Streamline Building Panel Data from Panel Study of Income Dynamics ('PSID').
psidread
The goal of psidread is to provide a user-friendly approach to streamline the management, creation, and formatting of panel data from the Panel Study of Income Dynamics (PSID).
Installation
Jan 16th Update: This package is now available on CRAN! You can install it directly from CRAN with:
install.packages("psidread")
Or, you can install the development version of psidread from GitHub with:
# install.packages("devtools")
devtools::install_github("Qcrates/psidread")
Usage
Overview
The Panel Study of Income Dynamics (PSID) is the longest running longitudinal household survey in the world, which provides invaluable data covering numerous topics including marriage, income, wealth, health and etc. However, the process of converting raw PSID data files into datasets ready for analysis is quite complex and challenging, especially for new users.
This package is developed with the purpose of addressing these challenges within only R environment without additional assistance from other statistical programming softwares.

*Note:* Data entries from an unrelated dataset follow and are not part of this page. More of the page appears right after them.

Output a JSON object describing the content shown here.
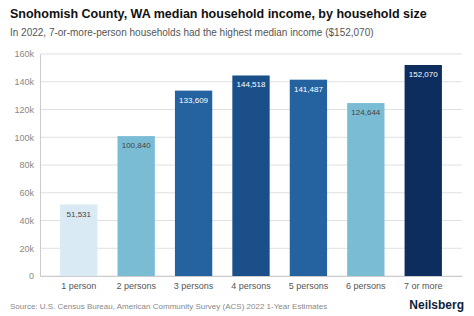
{
  "chart_data": {
    "type": "bar",
    "title": "Snohomish County, WA median household income, by household size",
    "subtitle": "In 2022, 7-or-more-person households had the highest median income ($152,070)",
    "annotations": [
      "Source: U.S. Census Bureau, American Community Survey (ACS) 2022 1-Year Estimates",
      "Neilsberg"
    ],
    "categories": [
      "1 person",
      "2 persons",
      "3 persons",
      "4 persons",
      "5 persons",
      "6 persons",
      "7 or more"
    ],
    "values": [
      51531,
      100840,
      133609,
      144518,
      141487,
      124644,
      152070
    ],
    "value_labels": [
      "51,531",
      "100,840",
      "133,609",
      "144,518",
      "141,487",
      "124,644",
      "152,070"
    ],
    "colors": [
      "#daeaf5",
      "#7bbcd5",
      "#2563a0",
      "#1a4f8a",
      "#2563a0",
      "#7bbcd5",
      "#0d2d5e"
    ],
    "ylim": [
      0,
      160000
    ],
    "yticks": [
      0,
      {
        "value": 20000,
        "label": "20k"
      },
      {
        "value": 40000,
        "label": "40k"
      },
      {
        "value": 60000,
        "label": "60k"
      },
      {
        "value": 80000,
        "label": "80k"
      },
      {
        "value": 100000,
        "label": "100k"
      },
      {
        "value": 120000,
        "label": "120k"
      },
      {
        "value": 140000,
        "label": "140k"
      },
      {
        "value": 160000,
        "label": "160k"
      }
    ],
    "grid": true,
    "data_labels": true
  }
}
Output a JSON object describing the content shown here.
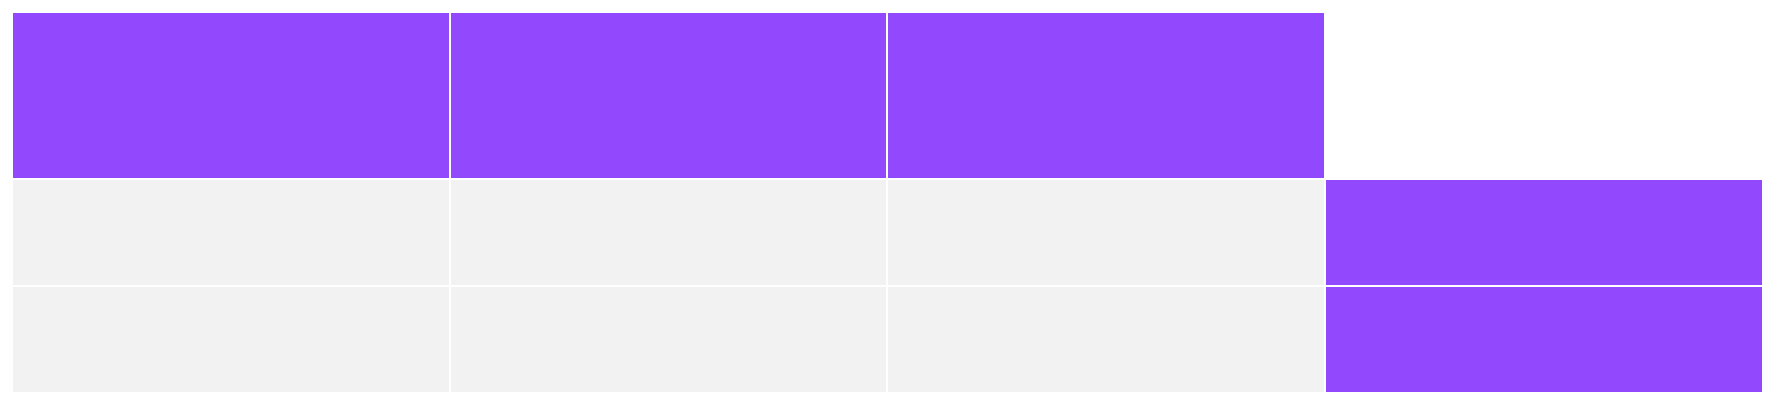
{
  "colors": {
    "accent": "#9249FD",
    "cell_fill": "#F2F2F2",
    "background": "#FFFFFF",
    "gridline": "#FFFFFF"
  },
  "table": {
    "header_fill": [
      "accent",
      "accent",
      "accent",
      "background"
    ],
    "rows": [
      {
        "fill": [
          "cell_fill",
          "cell_fill",
          "cell_fill",
          "accent"
        ]
      },
      {
        "fill": [
          "cell_fill",
          "cell_fill",
          "cell_fill",
          "accent"
        ]
      }
    ]
  }
}
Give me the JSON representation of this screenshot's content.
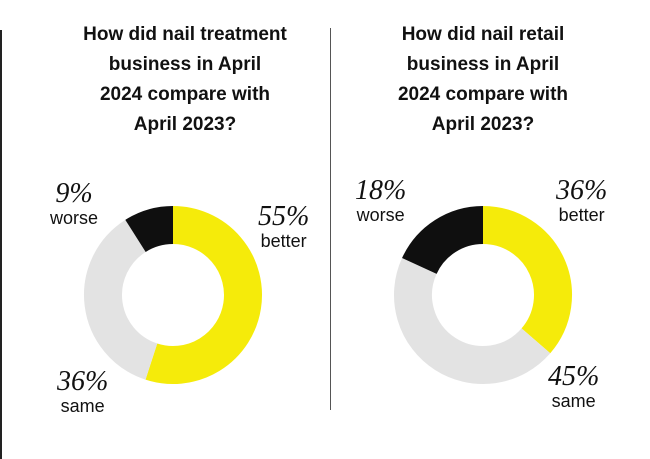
{
  "chart_data": [
    {
      "type": "pie",
      "title_lines": [
        "How did nail treatment",
        "business in April",
        "2024 compare with",
        "April 2023?"
      ],
      "slices": [
        {
          "name": "better",
          "value": 55,
          "pct_label": "55%",
          "color": "#F5EB0A"
        },
        {
          "name": "same",
          "value": 36,
          "pct_label": "36%",
          "color": "#E3E3E3"
        },
        {
          "name": "worse",
          "value": 9,
          "pct_label": "9%",
          "color": "#0F0F0F"
        }
      ]
    },
    {
      "type": "pie",
      "title_lines": [
        "How did nail retail",
        "business in April",
        "2024 compare with",
        "April 2023?"
      ],
      "slices": [
        {
          "name": "better",
          "value": 36,
          "pct_label": "36%",
          "color": "#F5EB0A"
        },
        {
          "name": "same",
          "value": 45,
          "pct_label": "45%",
          "color": "#E3E3E3"
        },
        {
          "name": "worse",
          "value": 18,
          "pct_label": "18%",
          "color": "#0F0F0F"
        }
      ]
    }
  ]
}
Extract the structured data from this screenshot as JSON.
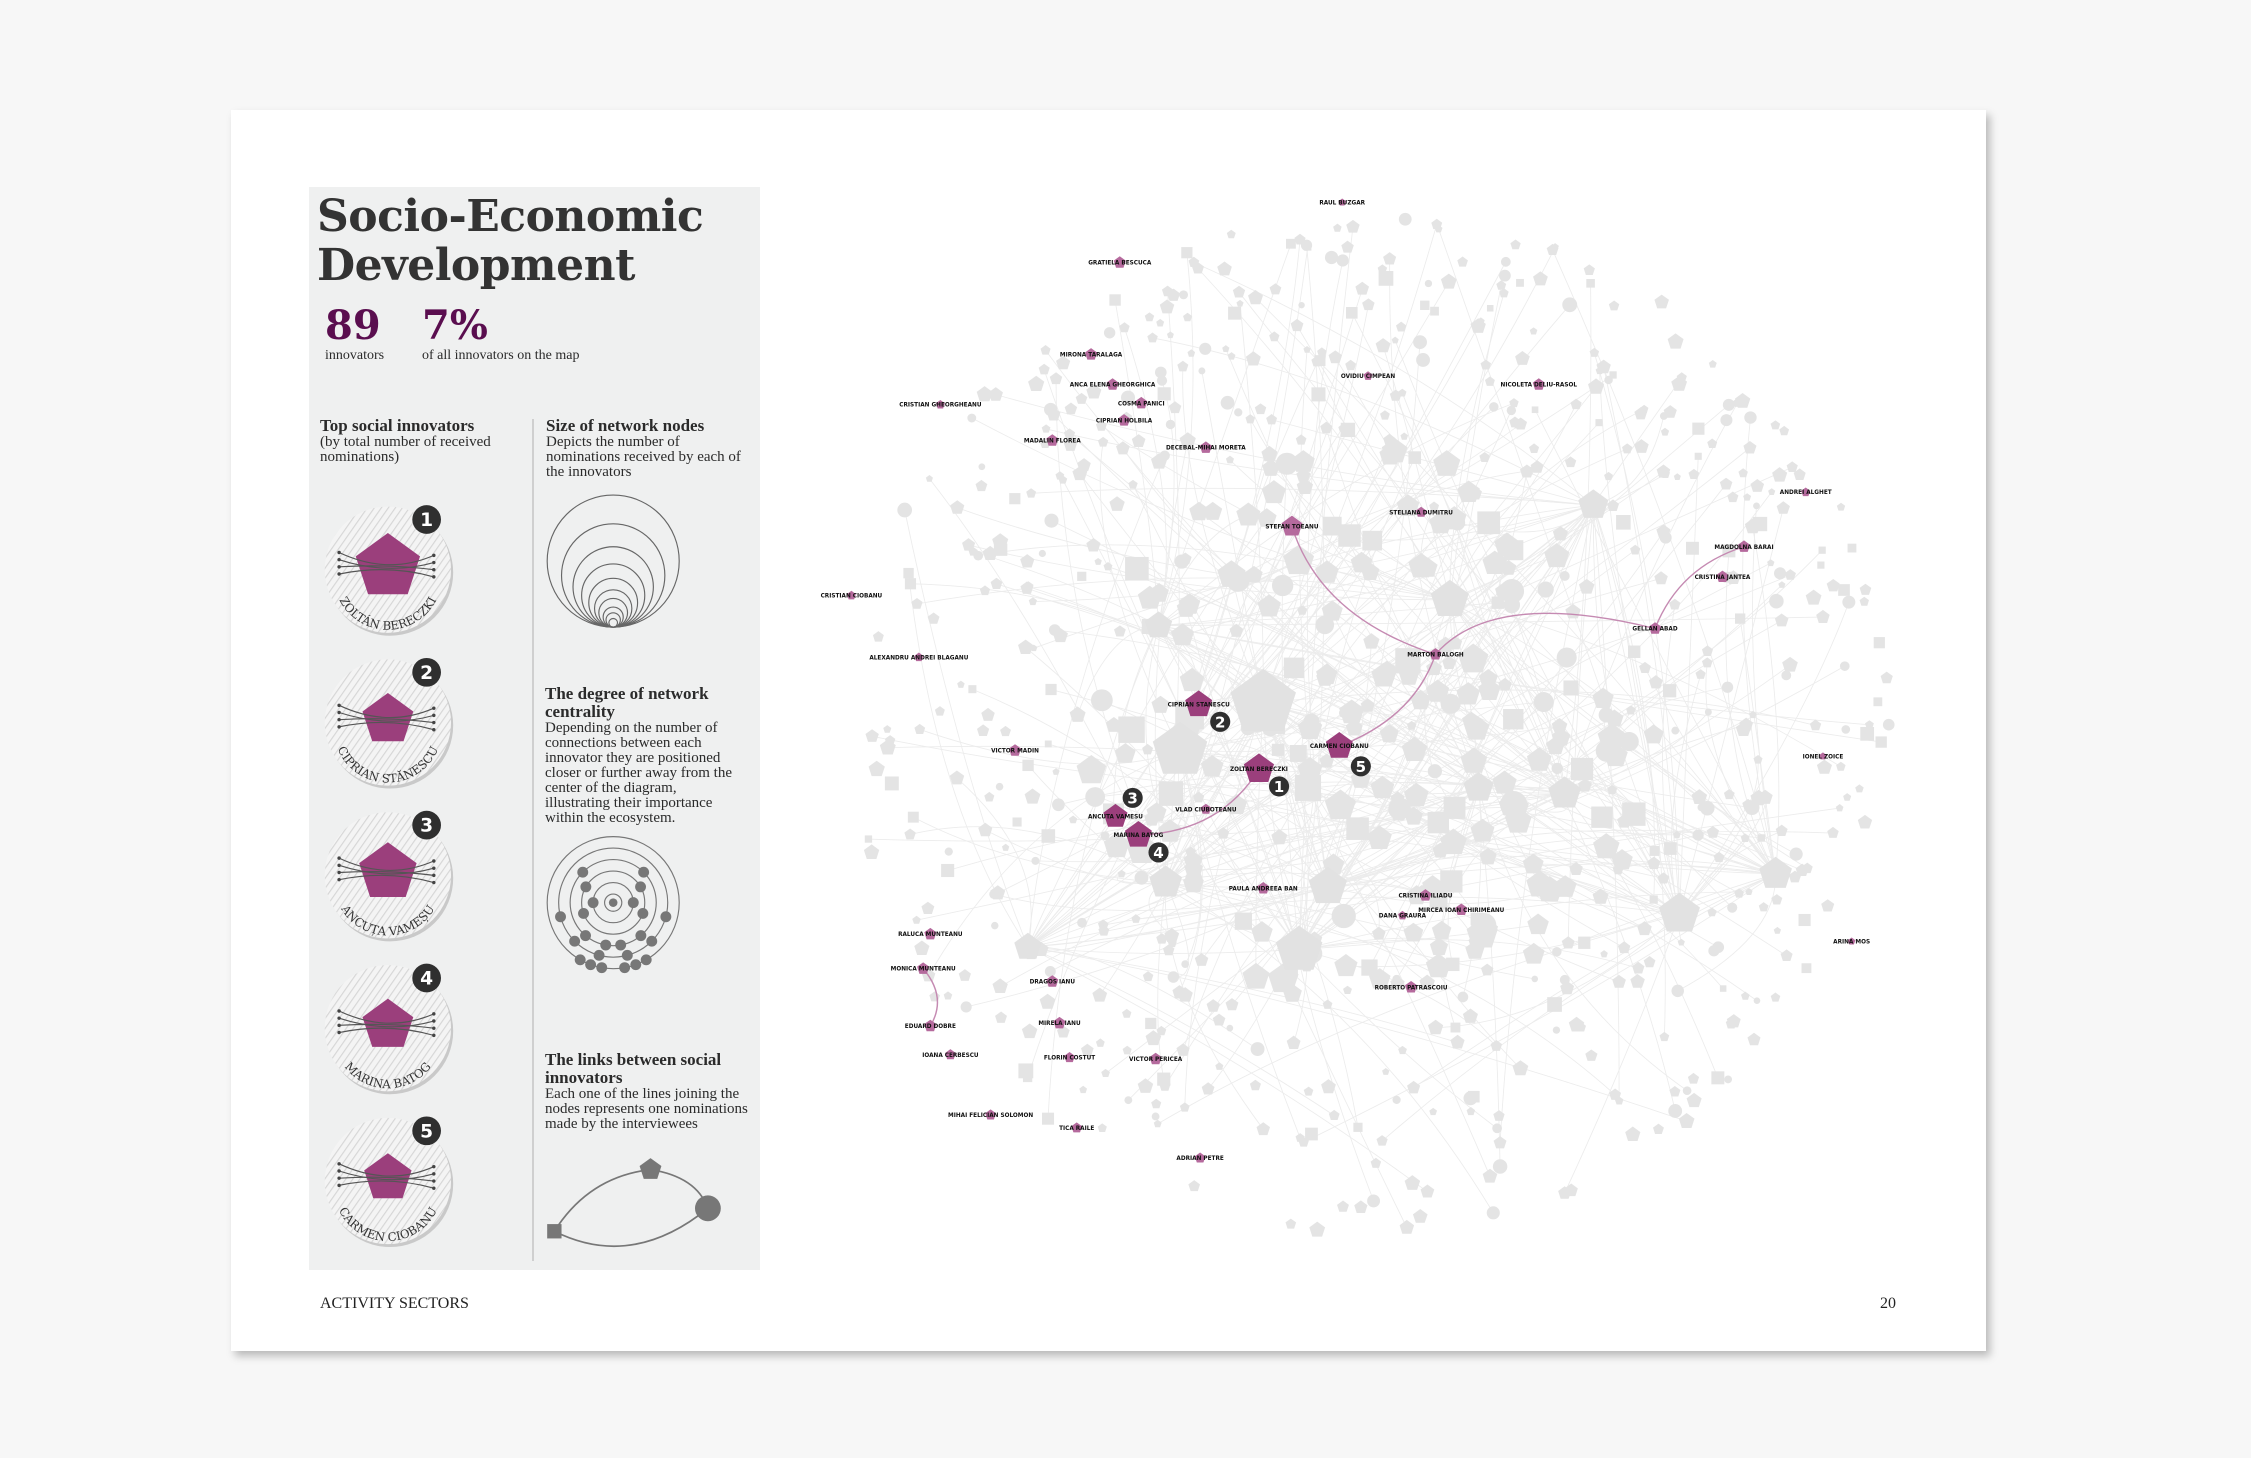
{
  "header": {
    "title_line1": "Socio-Economic",
    "title_line2": "Development"
  },
  "stats": {
    "innovators_count": "89",
    "innovators_label": "innovators",
    "share": "7%",
    "share_label": "of all innovators on the map"
  },
  "top_innovators": {
    "heading": "Top social innovators",
    "subheading": "(by total number of received nominations)",
    "items": [
      {
        "rank": "1",
        "name": "ZOLTÁN BERECZKI"
      },
      {
        "rank": "2",
        "name": "CIPRIAN STĂNESCU"
      },
      {
        "rank": "3",
        "name": "ANCUȚA VAMEȘU"
      },
      {
        "rank": "4",
        "name": "MARINA BATOG"
      },
      {
        "rank": "5",
        "name": "CARMEN CIOBANU"
      }
    ]
  },
  "legend": {
    "size": {
      "heading": "Size of network nodes",
      "text": "Depicts the number of nominations received by each of the innovators"
    },
    "centrality": {
      "heading": "The degree of network centrality",
      "text": "Depending on the number of connections between each innovator they are positioned closer or further away from the center of the diagram, illustrating their importance within the ecosystem."
    },
    "links": {
      "heading": "The links between social innovators",
      "text": "Each one of the lines joining the nodes represents one nominations made by the interviewees"
    }
  },
  "colors": {
    "accent": "#9b3f7c",
    "number": "#5a0e4f",
    "node_gray": "#e4e4e4",
    "badge": "#2f2f2f",
    "panel": "#eff0f0"
  },
  "network": {
    "nodes": [
      {
        "name": "RAUL BUZGAR"
      },
      {
        "name": "GRATIELA BESCUCA"
      },
      {
        "name": "MIRONA TARALAGA"
      },
      {
        "name": "ANCA ELENA GHEORGHICA"
      },
      {
        "name": "COSMA PANICI"
      },
      {
        "name": "CRISTIAN GHEORGHEANU"
      },
      {
        "name": "CIPRIAN HOLBILA"
      },
      {
        "name": "MADALIN FLOREA"
      },
      {
        "name": "DECEBAL-MIHAI MORETA"
      },
      {
        "name": "OVIDIU CIMPEAN"
      },
      {
        "name": "NICOLETA DELIU-RASOL"
      },
      {
        "name": "STEFAN TOEANU"
      },
      {
        "name": "STELIANA DUMITRU"
      },
      {
        "name": "ANDREI ALGHET"
      },
      {
        "name": "MAGDOLNA BARAI"
      },
      {
        "name": "CRISTINA JANTEA"
      },
      {
        "name": "GELLAN ABAD"
      },
      {
        "name": "MARTON BALOGH"
      },
      {
        "name": "CRISTIAN CIOBANU"
      },
      {
        "name": "ALEXANDRU ANDREI BLAGANU"
      },
      {
        "name": "VICTOR MADIN"
      },
      {
        "name": "CIPRIAN STANESCU",
        "rank": "2"
      },
      {
        "name": "ZOLTAN BERECZKI",
        "rank": "1"
      },
      {
        "name": "CARMEN CIOBANU",
        "rank": "5"
      },
      {
        "name": "ANCUTA VAMESU",
        "rank": "3"
      },
      {
        "name": "MARINA BATOG",
        "rank": "4"
      },
      {
        "name": "VLAD CIUBOTEANU"
      },
      {
        "name": "IONEL ZOICE"
      },
      {
        "name": "PAULA ANDREEA BAN"
      },
      {
        "name": "CRISTINA ILIADU"
      },
      {
        "name": "DANA GRAURA"
      },
      {
        "name": "MIRCEA IOAN CHIRIMEANU"
      },
      {
        "name": "ROBERTO PATRASCOIU"
      },
      {
        "name": "ARINA MOS"
      },
      {
        "name": "RALUCA MUNTEANU"
      },
      {
        "name": "MONICA MUNTEANU"
      },
      {
        "name": "EDUARD DOBRE"
      },
      {
        "name": "IOANA CERBESCU"
      },
      {
        "name": "DRAGOS IANU"
      },
      {
        "name": "MIRELA IANU"
      },
      {
        "name": "FLORIN COSTUT"
      },
      {
        "name": "VICTOR PERICEA"
      },
      {
        "name": "MIHAI FELICIAN SOLOMON"
      },
      {
        "name": "TICA RAILE"
      },
      {
        "name": "ADRIAN PETRE"
      }
    ]
  },
  "footer": {
    "section": "ACTIVITY SECTORS",
    "page_number": "20"
  }
}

By bridging these gaps, the package aims to make PSID datasets more usable and manageable for researchers and analysts.
Introduction
What psidread
package is created to help:
Create a table of data structure across multiple waves using the text that can be copied and pasted from the website
Unzip and convert the zipped files without additional help of other software
Read and merge the data files from multiple waves
Rename and reshape the dataset to fit the need for advanced analysis
Example Workflow
# Step 1: Create the table of data structure ----
psid_varlist = c(" hh_age || [13]ER53017 [17]ER66017", " p_age || [13]ER34204")
str_df <- psid_str(varlist = psid_varlist, type = "separated")
# Step 2: Unzip and convert the ascii data ----
input_directory <- "your/input/directory"
output_directory <- "your/export/directory"
psid_unzip(indir = input_directory,
exdir = output_directory,
zipped = TRUE,
type = "package",
filename = NA)
# Step 3: Read and merge data ----
data_directory <- "your/folder/with/converted/data"
psid_df <- psid_read(indir = data_directory, str_df = str_df,idvars = c("ER30000"),type = "package",filename = NA)
# Step 4: Rename and reshape the data ----
df <- psid_reshape(psid_df = psid_df, str_df = str_df, shape = "long", level = "individual")
df
Please refer to the vignettes for the detailed instructions on how to build your own dataset from PSID using this package.